Tuesday, April 21

Cambodia is being encouraged to accelerate trade diversification and strengthen domestic production after ongoing border tensions with Thailand exposed the country’s heavy reliance on Thai imports and supply chains, business leaders and economists warned, during a private-sector briefing in Phnom Penh.

The European Chamber of Commerce in Cambodia (EuroCham) and UNICEF convened business leaders, logistics experts and humanitarian partners for a February 10 breakfast discussion examining the economic and social fallout of the border crisis. 

Participants warned that prolonged disruptions could reshape trade patterns while heightening risks for vulnerable communities along the border.

Opening the session, UNICEF representative in Cambodia Will Parks stressed that economic shocks and humanitarian pressures are increasingly interconnected, particularly for children and families displaced by the tensions.

“We firmly believe that the challenges faced by children and youth cannot be addressed without the active engagement of the private sector,” Parks said, noting that every child deserves access to essential services, including safe water, healthcare and inclusive education.

Business representatives described early signs of strain across several sectors, including declining tourism activity, rerouted supply chains, rising logistics costs and labour shortages linked to returning migrant workers. 

Some companies also reported shifting consumer behaviour, with a growing preference for locally produced goods amid boycotts of Thai-affiliated products.

Martin Brisson, EuroCham executive director, said the situation should serve as a wake-up call for policymakers and businesses alike.

“The current border situation highlights the importance for Cambodia to diversify its sourcing and strengthen self-sufficiency,” he said. 

“This includes exploring alternatives from countries such as Vietnam, Malaysia and Indonesia, and investing in domestic capabilities for products that currently rely heavily on the Thai market,” he added.

Brisson noted that Cambodia has an opportunity to expand value-added production, particularly in agro-processing, as much of the country’s raw agricultural output is still sent abroad for processing.

“By building capacity locally, Cambodia can increase value addition and create export opportunities, including to the EU, without depending on external processing,” he said.

Logistics operators also pointed to structural inefficiencies that continue to inflate trade costs.

“Successful trade does not always depend on having close or friendly relations between countries; it can thrive simply when there are shared needs,” said Rutger Heijsteeg, country managing director of Maersk Cambodia. 

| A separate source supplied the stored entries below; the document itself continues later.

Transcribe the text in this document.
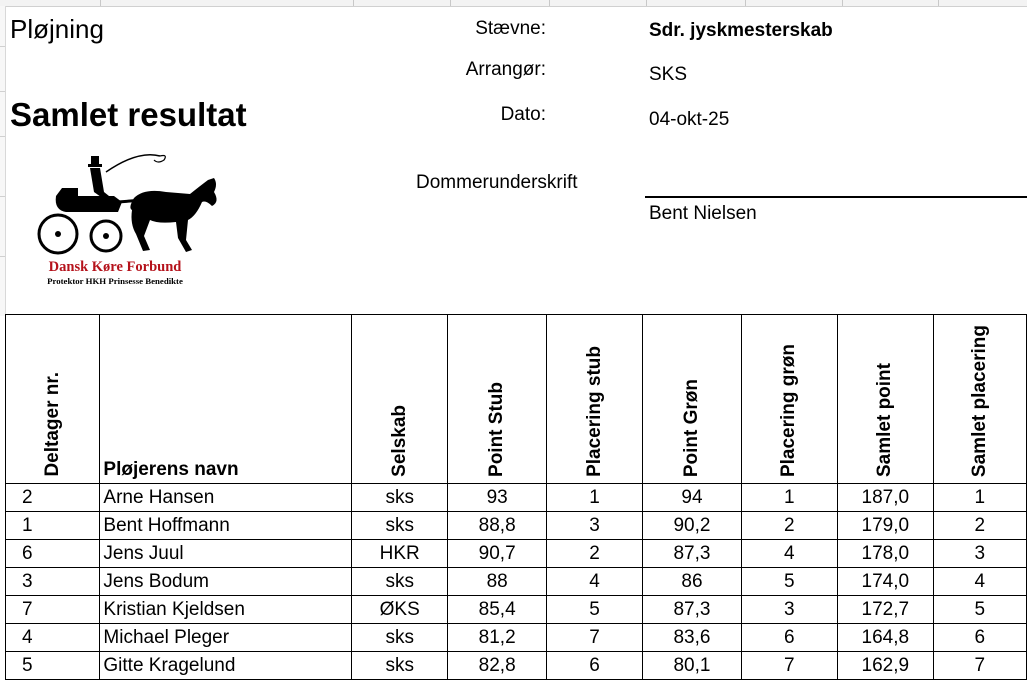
Pløjning
Samlet resultat
Stævne:	Sdr. jyskmesterskab
Arrangør:	SKS
Dato:	04-okt-25
Dommerunderskrift
Bent Nielsen
Dansk Køre Forbund
Protektor HKH Prinsesse Benedikte
Deltager nr.	Pløjerens navn	Selskab	Point Stub	Placering stub	Point Grøn	Placering grøn	Samlet point	Samlet placering
2	Arne Hansen	sks	93	1	94	1	187,0	1
1	Bent Hoffmann	sks	88,8	3	90,2	2	179,0	2
6	Jens Juul	HKR	90,7	2	87,3	4	178,0	3
3	Jens Bodum	sks	88	4	86	5	174,0	4
7	Kristian Kjeldsen	ØKS	85,4	5	87,3	3	172,7	5
4	Michael Pleger	sks	81,2	7	83,6	6	164,8	6
5	Gitte Kragelund	sks	82,8	6	80,1	7	162,9	7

While acknowledging progress in customs procedures and documentation, he noted that administrative costs and buffers for unexpected delays still raise the overall cost of trade.

“By addressing these inefficiencies, the country can reduce unnecessary costs and strengthen its trade competitiveness, while ongoing infrastructure improvements continue to support growth,” he added.

Panellists said the disruption has intensified conversations around economic resilience, including diversifying trade routes and investing in domestic manufacturing to reduce exposure to external shocks. 

Financial sector pressure and broader operational uncertainty were also cited as emerging concerns, should tensions persist.

The second half of the discussion focused on the humanitarian situation in border provinces, where displacement has disrupted access to education, healthcare, water and sanitation services. 

UNICEF said children — including those with disabilities — face heightened vulnerability as families struggle to adapt.

The agency reported it is working with government partners to deliver emergency assistance, restore essential services and support recovery, while calling on companies to contribute through responsible business practices and targeted partnerships.

Cambodian small and medium-sized enterprises (SMEs) have stepped up efforts to expand local production following a surge in public support triggered by recent border tensions with Thailand.

The crisis — which saw Cambodia impose import bans on several essential goods — exposed the country’s heavy dependence on foreign supplies and prompted stronger solidarity around national products. 

Business associations and government institutions have since promoted locally made goods through exhibitions that attracted large crowds.

In November 2025, Te Taing Por, chairman of the Federation of Associations of Small and Medium Enterprises of Cambodia (FASMEC), said the tensions served as a wake-up call, encouraging consumers to back domestic producers while pushing manufacturers to improve quality and competitiveness.

However, challenges persist. Higher production costs, limited market access and small-scale operations continue to hinder SMEs’ ability to compete with cheaper imports. 

Industry leaders have called for stronger government support, improved standards and tighter inspection of imported goods, while urging producers to meet international benchmarks and expand export capacity.

Despite the growing “buy local” movement, business leaders stress they are not seeking an import ban but rather a lasting shift in consumer behaviour — one that prioritises Cambodian products and strengthens long-term economic resilience.

EuroCham reaffirmed its commitment to facilitating dialogue between the private sector and humanitarian actors, emphasising that coordinated action will be essential to help businesses navigate uncertainty while supporting Cambodia’s longer-term social and economic resilience.